The content data at +0x48 follows, which has the size specified above (which must be >=0x500), where all fields are big-endian:
| Offset | Size | Description |
|---|---|---|
| 0x0 | 0x10 | #NetworkInfo+0x50 |
| 0x10 | 0x2 | #NetworkInfo+0x60 |
| 0x12 | 0x1 | #NetworkInfo+0x62 |
| 0x13 | 0x3 | Unused |
| 0x16 | 0x1 | s8 #NetworkInfo+0x66, clamped to range 1-8. |
| 0x17 | 0x1 | s8 #NetworkInfo+0x67, clamped to range 1-8. |
| 0x18 | 0x1C0(0x38*8) | Array of the below node struct. |
| 0x1D8 | 0x2 | Unused |
| 0x1DA | 0x2 | #NetworkInfo+0x26A |
| 0x1DC | 0x180 | #NetworkInfo+0x26C |
| 0x35C | 0x19C | Unused |
| 0x4F8 | 0x8 | [6.0.0+] #NetworkInfo+0x478 |
The data here is copied into #NetworkInfo.

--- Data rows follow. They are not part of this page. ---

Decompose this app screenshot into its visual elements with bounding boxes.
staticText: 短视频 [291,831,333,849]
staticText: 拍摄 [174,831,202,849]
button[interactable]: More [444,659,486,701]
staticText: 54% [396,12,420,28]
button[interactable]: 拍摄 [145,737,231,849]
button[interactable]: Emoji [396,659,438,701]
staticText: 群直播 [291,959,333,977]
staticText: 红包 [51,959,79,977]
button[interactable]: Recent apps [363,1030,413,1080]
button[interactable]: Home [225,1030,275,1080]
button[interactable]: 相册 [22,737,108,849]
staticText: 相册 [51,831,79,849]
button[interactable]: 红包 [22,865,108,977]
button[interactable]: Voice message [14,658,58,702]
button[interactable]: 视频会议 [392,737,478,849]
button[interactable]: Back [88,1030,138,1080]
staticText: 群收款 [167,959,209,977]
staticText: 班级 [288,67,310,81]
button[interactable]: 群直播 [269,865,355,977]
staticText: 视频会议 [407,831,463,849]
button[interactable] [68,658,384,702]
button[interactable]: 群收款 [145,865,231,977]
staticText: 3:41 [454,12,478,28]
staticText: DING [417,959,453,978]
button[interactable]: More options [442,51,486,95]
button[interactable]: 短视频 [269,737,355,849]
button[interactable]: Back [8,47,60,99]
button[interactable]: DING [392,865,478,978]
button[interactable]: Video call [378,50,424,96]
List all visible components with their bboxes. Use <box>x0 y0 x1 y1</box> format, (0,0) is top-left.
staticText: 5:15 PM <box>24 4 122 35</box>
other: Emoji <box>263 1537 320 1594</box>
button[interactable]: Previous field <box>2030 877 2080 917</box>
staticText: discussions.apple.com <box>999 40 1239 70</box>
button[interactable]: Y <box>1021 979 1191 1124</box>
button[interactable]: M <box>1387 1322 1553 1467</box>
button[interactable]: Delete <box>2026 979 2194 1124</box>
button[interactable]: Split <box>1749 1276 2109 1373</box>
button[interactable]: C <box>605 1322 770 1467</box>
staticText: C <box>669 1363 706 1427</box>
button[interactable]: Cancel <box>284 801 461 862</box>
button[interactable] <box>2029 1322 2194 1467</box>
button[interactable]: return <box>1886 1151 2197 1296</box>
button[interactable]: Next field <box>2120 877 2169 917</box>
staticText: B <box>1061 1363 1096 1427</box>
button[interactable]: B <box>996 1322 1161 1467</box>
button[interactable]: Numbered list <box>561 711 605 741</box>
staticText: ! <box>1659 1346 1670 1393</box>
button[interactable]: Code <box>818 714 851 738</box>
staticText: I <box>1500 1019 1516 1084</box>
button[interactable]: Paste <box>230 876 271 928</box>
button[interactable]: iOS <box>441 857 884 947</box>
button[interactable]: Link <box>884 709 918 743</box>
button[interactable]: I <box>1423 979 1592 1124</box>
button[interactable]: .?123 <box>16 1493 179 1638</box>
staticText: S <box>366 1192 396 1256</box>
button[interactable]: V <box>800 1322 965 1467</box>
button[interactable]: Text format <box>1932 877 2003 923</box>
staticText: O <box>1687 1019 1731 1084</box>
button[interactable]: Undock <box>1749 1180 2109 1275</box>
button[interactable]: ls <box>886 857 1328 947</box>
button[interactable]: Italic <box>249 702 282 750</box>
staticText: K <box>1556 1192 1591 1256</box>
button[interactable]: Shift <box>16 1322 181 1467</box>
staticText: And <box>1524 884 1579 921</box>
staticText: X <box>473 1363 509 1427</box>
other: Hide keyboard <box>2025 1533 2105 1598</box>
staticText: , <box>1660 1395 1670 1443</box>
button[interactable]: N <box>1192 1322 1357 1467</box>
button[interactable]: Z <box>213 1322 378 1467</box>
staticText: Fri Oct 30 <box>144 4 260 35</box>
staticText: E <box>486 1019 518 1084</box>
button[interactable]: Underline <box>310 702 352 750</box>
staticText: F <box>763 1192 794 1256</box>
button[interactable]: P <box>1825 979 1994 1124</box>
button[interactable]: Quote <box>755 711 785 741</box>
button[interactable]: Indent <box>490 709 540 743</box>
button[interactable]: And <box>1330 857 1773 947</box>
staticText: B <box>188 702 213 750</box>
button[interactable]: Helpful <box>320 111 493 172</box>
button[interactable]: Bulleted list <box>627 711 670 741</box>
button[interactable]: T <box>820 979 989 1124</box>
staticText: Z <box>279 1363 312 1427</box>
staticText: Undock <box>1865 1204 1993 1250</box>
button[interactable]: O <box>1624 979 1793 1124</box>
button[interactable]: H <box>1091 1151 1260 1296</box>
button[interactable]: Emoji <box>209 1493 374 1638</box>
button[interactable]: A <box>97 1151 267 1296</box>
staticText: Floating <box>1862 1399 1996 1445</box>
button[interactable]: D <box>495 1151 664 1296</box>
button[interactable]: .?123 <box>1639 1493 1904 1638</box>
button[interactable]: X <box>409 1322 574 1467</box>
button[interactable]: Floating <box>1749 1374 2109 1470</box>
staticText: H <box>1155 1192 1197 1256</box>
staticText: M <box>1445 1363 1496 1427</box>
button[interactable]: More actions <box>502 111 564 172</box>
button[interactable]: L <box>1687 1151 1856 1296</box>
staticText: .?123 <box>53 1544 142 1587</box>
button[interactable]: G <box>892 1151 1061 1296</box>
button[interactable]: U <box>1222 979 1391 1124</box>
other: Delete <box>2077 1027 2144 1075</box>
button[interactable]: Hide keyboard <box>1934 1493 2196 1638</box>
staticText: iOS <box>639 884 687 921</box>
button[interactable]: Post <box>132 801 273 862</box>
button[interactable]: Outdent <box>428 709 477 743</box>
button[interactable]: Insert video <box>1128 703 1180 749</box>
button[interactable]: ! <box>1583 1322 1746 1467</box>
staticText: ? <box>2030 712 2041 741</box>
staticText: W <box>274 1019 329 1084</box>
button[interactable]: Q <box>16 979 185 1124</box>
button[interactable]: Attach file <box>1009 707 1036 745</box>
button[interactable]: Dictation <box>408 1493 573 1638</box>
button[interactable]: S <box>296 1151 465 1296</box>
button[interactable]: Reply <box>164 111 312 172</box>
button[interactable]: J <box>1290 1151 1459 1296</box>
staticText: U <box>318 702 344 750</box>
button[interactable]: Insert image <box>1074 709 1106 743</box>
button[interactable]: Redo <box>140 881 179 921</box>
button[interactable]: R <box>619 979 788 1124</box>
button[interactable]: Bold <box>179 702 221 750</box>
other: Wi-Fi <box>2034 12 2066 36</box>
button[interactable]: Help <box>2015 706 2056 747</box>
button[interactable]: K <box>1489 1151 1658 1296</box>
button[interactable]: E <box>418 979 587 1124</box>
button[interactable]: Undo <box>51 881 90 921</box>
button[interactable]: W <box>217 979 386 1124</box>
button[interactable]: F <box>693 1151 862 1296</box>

Node data used in the above array (all fields big-endian), which are copied into the #NetworkInfo #NodeInfo array:
| Offset | Size | Description |
|---|---|---|
| 0x0 | 0x4 | #Ipv4Address |
| 0x4 | 0x6 | #MacAddress |
| 0xA | 0x1 | bool IsConnected |
| 0xB | 0x1 | Unused |
| 0xC | 0x20 | First 0x20-bytes of #UserConfig. |
| 0x2C | 0x2 | s16 LocalCommunicationVersion |
| 0x2E | 0xA | Unused |
lp2p
<fill this in>
The DHCP server thread can be started by the "nn.lp2p.StateMachine" thread eventually in certain cases.